Posted by: Karin Nordstrom | Nov 9, 2016 8:57:57 AM

I agree with Dana Goldstein that the time has come to reassess who constitutes an adult--at least for sentencing purposes. The reasoning underlying Graham supports this conclusion.

In Graham, the Majority held that a juvenile offender can't be sentenced to life without parole for a non-homicide crime. Graham stands for the proposition that "the concept of proportionality is central to the 8th Amendment." Graham v. Florida, 560 U.S. 48, 59 (2011). Furthermore, the proportionality of a punishment should not be measured by past historical precedent, but rather through "the evolving standards of decency marked by a maturing society." Id. at 58.
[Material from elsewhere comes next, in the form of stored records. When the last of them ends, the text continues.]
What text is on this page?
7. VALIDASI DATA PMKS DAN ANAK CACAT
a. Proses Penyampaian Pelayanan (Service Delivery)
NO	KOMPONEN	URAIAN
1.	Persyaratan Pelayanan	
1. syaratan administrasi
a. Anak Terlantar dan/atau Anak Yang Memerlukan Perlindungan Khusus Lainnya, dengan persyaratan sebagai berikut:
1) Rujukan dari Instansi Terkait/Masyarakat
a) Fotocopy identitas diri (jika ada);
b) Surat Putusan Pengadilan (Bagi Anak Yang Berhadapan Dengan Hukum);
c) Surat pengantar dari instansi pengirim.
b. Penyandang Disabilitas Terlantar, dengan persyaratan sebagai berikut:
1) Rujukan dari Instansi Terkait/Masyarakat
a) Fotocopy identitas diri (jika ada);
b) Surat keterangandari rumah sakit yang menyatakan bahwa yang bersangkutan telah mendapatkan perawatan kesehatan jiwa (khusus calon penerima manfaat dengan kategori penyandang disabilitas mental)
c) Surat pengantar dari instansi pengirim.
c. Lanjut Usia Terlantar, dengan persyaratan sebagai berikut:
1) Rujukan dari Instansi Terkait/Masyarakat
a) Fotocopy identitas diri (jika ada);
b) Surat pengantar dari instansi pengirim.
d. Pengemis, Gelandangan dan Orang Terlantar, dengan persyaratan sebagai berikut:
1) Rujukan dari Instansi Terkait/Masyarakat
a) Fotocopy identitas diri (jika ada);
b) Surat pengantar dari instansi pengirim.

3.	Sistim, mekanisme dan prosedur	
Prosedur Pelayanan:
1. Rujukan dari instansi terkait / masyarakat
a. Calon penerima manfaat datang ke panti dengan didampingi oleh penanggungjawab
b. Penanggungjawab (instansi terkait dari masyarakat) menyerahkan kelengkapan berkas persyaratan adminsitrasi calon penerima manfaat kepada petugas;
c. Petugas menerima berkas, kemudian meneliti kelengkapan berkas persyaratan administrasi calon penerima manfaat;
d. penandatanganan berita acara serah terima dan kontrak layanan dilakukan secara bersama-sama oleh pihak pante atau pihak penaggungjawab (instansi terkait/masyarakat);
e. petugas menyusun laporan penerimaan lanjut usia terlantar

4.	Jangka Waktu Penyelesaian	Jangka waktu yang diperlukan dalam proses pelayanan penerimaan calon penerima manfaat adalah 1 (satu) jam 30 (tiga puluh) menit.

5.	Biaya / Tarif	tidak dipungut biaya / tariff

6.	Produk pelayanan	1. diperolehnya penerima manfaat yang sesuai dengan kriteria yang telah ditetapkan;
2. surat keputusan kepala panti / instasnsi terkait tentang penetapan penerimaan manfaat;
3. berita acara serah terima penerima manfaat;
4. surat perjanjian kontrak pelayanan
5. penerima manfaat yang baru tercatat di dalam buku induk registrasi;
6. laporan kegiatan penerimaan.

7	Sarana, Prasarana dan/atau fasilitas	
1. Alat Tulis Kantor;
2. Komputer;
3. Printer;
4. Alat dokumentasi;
Young people today marry older, have children later, and are significantly less likely to obtain gainful long-term employment than prior generations. Moreover, recent scientific research supports the hypothesis that brain maturation continues long after one reaches the age of the majority, and instead extends into one's twenties and thirties. Knowing what we know now, it is exceedingly cruel to treat a teenager as an adult for sentencing purposes, as their immature brains are less capable of assessing the risks and consequences of their actions. Therefore teenagers are less morally culpable than their adult offenders.
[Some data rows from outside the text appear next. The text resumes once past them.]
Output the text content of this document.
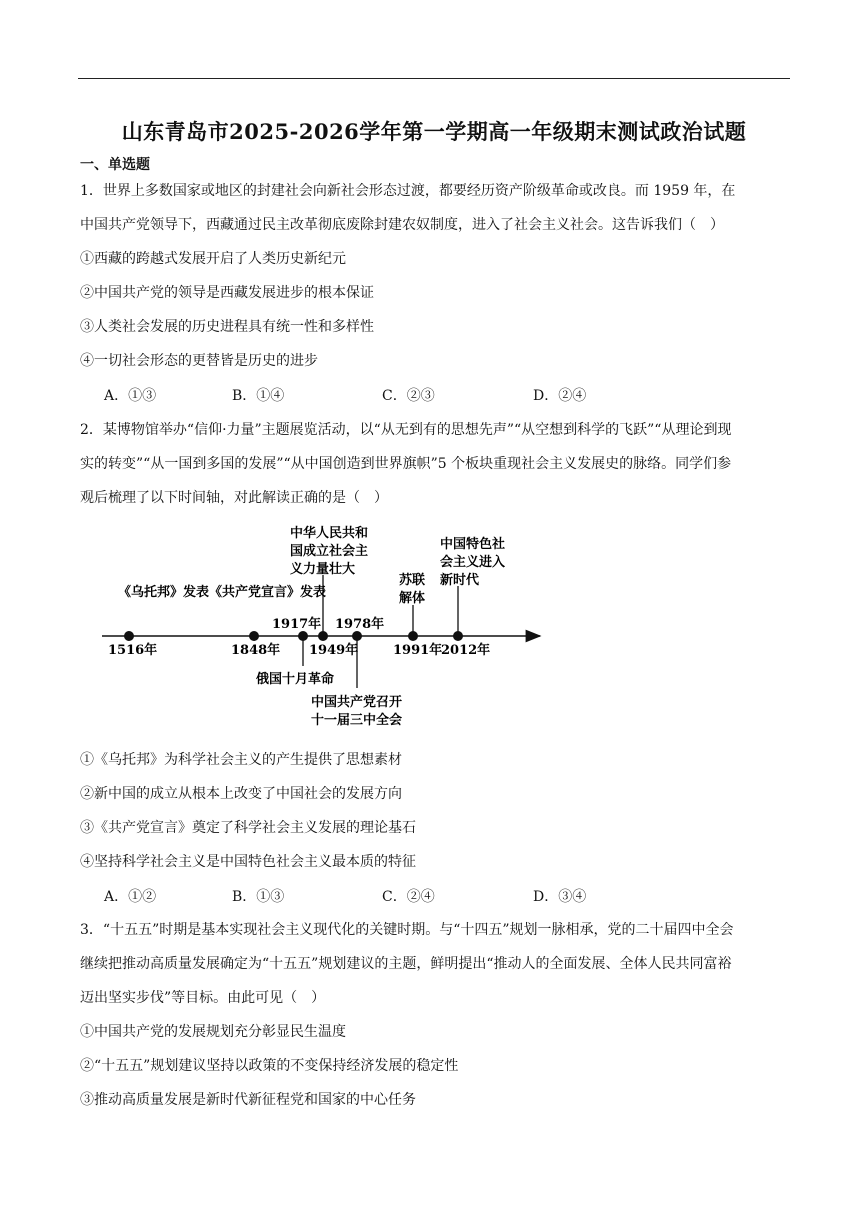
山东青岛市2025-2026学年第一学期高一年级期末测试政治试题
一、单选题
1．世界上多数国家或地区的封建社会向新社会形态过渡，都要经历资产阶级革命或改良。而 1959 年，在
中国共产党领导下，西藏通过民主改革彻底废除封建农奴制度，进入了社会主义社会。这告诉我们（　）
①西藏的跨越式发展开启了人类历史新纪元
②中国共产党的领导是西藏发展进步的根本保证
③人类社会发展的历史进程具有统一性和多样性
④一切社会形态的更替皆是历史的进步
A．①③	B．①④	C．②③	D．②④
2．某博物馆举办“信仰·力量”主题展览活动，以“从无到有的思想先声”“从空想到科学的飞跃”“从理论到现
实的转变”“从一国到多国的发展”“从中国创造到世界旗帜”5 个板块重现社会主义发展史的脉络。同学们参
观后梳理了以下时间轴，对此解读正确的是（　）
1516年	1848年
1917年
1949年
1978年
1991年
2012年
《乌托邦》发表《共产党宣言》发表
中华人民共和
国成立社会主
义力量壮大
苏联
解体
中国特色社
会主义进入
新时代
俄国十月革命
中国共产党召开
十一届三中全会
①《乌托邦》为科学社会主义的产生提供了思想素材
②新中国的成立从根本上改变了中国社会的发展方向
③《共产党宣言》奠定了科学社会主义发展的理论基石
④坚持科学社会主义是中国特色社会主义最本质的特征
A．①②	B．①③	C．②④	D．③④
3．“十五五”时期是基本实现社会主义现代化的关键时期。与“十四五”规划一脉相承，党的二十届四中全会
继续把推动高质量发展确定为“十五五”规划建议的主题，鲜明提出“推动人的全面发展、全体人民共同富裕
迈出坚实步伐”等目标。由此可见（　）
①中国共产党的发展规划充分彰显民生温度
②“十五五”规划建议坚持以政策的不变保持经济发展的稳定性
③推动高质量发展是新时代新征程党和国家的中心任务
Additionally, if the ultimate goal of criminal punishment is to reduce crime, treating juveniles harshly appears to be counterproductive. Doyle and Aizer's research suggests that juvenile incarceration results in a significant decrease in the odds that juvenile offender completes high school, as well as increased rates of recidivism and adult incarceration. Anna Aizer et al. Juvenile Incarceration, Human Capital and Future Crime: Evidence from Randomly-Assigned Judges, NBER Working Paper No. 19102 (June 2013).

While there is no doubt that we should reassess sentencing for juvenile offenders, the problem becomes where to draw the line. While brain maturation continues up to the age of 30, the level of maturity from individual to individual often varies. The tension between individual and equal justice that permeates so much of criminal law is readily apparent here. Giving the same punishment to two individuals who are the same age, but possess different levels of mental maturity, seems to fly in the face of individual justice. At the same time, it is almost impossible to separate juveniles who pose a constant threat to society from juveniles who exhibit a momentary lapse in judgment and are capable of rehabilitation.

As a starting point, I propose a blanket ban on treating anyone under the age of 18 as an adult for sentencing purposes. While I think that there is a decent argument for extending this ban beyond the age of 18, I also believe this to be currently untenable. Treating everyone under the age of 18 as a juvenile for sentencing purposes represents the first step in acknowledging scientific advances that show teenagers who commit crimes are not as morally culpable as their adult counterparts.